Note: in a post-graduate course on diagnosing clients, I read the entire DSM-V cover to cover. Yes, I did. Interesting experience.
Major Depressive Disorder pp. 160: depressed mood and/pr loss of interest/pleasure, with five or more of these symptoms:
depressed mood most of the day, nearly every day (sad, empty, hopeless, tearful; irritable in adolescents) The irritability explains how negative Esther is about other people. When you add the irritability to the anhedonia (lack of pleasure), the world looks bleak and ugly, and so do other people.
markedly diminished interest or pleasure in all, or almost all, activities, most of the day, nearly every day
significant weight loss when not dieting or weight gain, or decrease or increase in appetite, nearly every day
insomnia or hypersomnia nearly every day (Esther wanting to lie about in bed, craving bed)
psychomotor agitation or retardation nearly every day (walking 43 blocks)
fatigue or loss of energy nearly every day
feelings of worthless or excessive or inappropriate guilt (which may be delusional) nearly every day (not about being depressed—her making a list of what she can’t do)
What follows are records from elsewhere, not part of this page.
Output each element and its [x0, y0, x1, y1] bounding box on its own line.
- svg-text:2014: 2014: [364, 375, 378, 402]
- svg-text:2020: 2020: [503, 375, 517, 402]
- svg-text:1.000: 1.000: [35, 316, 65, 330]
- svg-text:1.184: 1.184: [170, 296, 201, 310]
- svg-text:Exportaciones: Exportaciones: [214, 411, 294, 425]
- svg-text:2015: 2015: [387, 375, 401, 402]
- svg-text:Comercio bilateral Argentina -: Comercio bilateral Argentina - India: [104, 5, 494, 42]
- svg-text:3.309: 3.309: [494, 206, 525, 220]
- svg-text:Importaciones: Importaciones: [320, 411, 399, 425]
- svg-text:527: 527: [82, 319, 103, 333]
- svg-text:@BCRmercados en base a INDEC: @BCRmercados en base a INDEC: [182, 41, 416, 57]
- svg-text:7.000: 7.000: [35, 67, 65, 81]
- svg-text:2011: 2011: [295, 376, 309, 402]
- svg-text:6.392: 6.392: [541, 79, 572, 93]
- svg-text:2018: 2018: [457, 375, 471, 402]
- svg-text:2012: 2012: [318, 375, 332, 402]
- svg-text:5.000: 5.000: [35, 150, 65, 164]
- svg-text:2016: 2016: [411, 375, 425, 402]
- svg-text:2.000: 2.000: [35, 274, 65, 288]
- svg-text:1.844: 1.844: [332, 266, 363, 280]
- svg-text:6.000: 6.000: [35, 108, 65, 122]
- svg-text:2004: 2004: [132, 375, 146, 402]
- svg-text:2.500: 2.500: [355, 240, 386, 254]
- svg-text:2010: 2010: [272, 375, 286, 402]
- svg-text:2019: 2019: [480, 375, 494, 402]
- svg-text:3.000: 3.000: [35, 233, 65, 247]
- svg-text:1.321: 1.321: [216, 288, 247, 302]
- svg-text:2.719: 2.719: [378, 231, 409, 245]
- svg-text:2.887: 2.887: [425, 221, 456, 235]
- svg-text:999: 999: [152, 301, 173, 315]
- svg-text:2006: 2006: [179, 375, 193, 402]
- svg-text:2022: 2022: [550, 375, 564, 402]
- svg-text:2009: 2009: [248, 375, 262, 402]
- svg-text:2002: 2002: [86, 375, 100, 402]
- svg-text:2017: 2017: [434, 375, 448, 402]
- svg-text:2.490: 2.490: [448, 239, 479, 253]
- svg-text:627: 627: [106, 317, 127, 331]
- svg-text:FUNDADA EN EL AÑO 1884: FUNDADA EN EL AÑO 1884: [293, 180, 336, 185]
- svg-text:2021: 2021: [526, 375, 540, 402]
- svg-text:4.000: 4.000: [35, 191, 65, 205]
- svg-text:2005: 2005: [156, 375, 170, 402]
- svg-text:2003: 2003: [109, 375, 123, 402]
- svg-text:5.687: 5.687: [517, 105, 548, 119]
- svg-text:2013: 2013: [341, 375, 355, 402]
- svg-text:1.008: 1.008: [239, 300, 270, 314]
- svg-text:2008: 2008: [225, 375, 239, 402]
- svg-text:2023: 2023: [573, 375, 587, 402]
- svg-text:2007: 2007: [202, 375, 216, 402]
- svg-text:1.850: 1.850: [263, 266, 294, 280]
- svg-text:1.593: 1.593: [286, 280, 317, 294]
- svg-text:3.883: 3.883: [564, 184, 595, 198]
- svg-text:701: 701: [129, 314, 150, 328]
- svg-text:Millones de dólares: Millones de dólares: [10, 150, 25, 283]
diminished ability to think or concentrate, or indecisiveness, nearly every day (Esther’s struggle talking to her boss about her future)
recurrent thoughts of death (not just fear of dying), recurrent suicical ideation, without a specific plan, or a suicide attempt, or a specific plan for committing suicide
With Melancholic Features:
One of the following is present during the most severe period of the current episode of depression:
loss of pleasure in all, or almost all, activities
lack of reactivity to usually pleasurable stimuli (does not feel much better, even temporarily, when something good happens)
Three or more of the following:
a distinct quality of depressed mood characterized by profound despondency, despair, and/or moroseness, or by so-called empty mood (she can’t do all the things she wants to do)
depression that is regularly worse in the morning (doesn’t want to go to events)
early morning awakening (at least 2 hours before usual awakening)
marked psychomotor agitation or retardation
signification anorexia or weight loss
excessive or inappropriate guilt (wasting talent, failure to thrive)
Even highly desired events are not associated with marked brightening of mood.
I hope this has helped you guys ave a richer understanding of the book from my corner of psychology and counseling. As I say on my podcast, I’m like Harriet the Spy; I want to learn everything and write it all down. Sometimes it seems eccentric or too eager, but I just love learning, even though I am now disabled and no longer a therapist.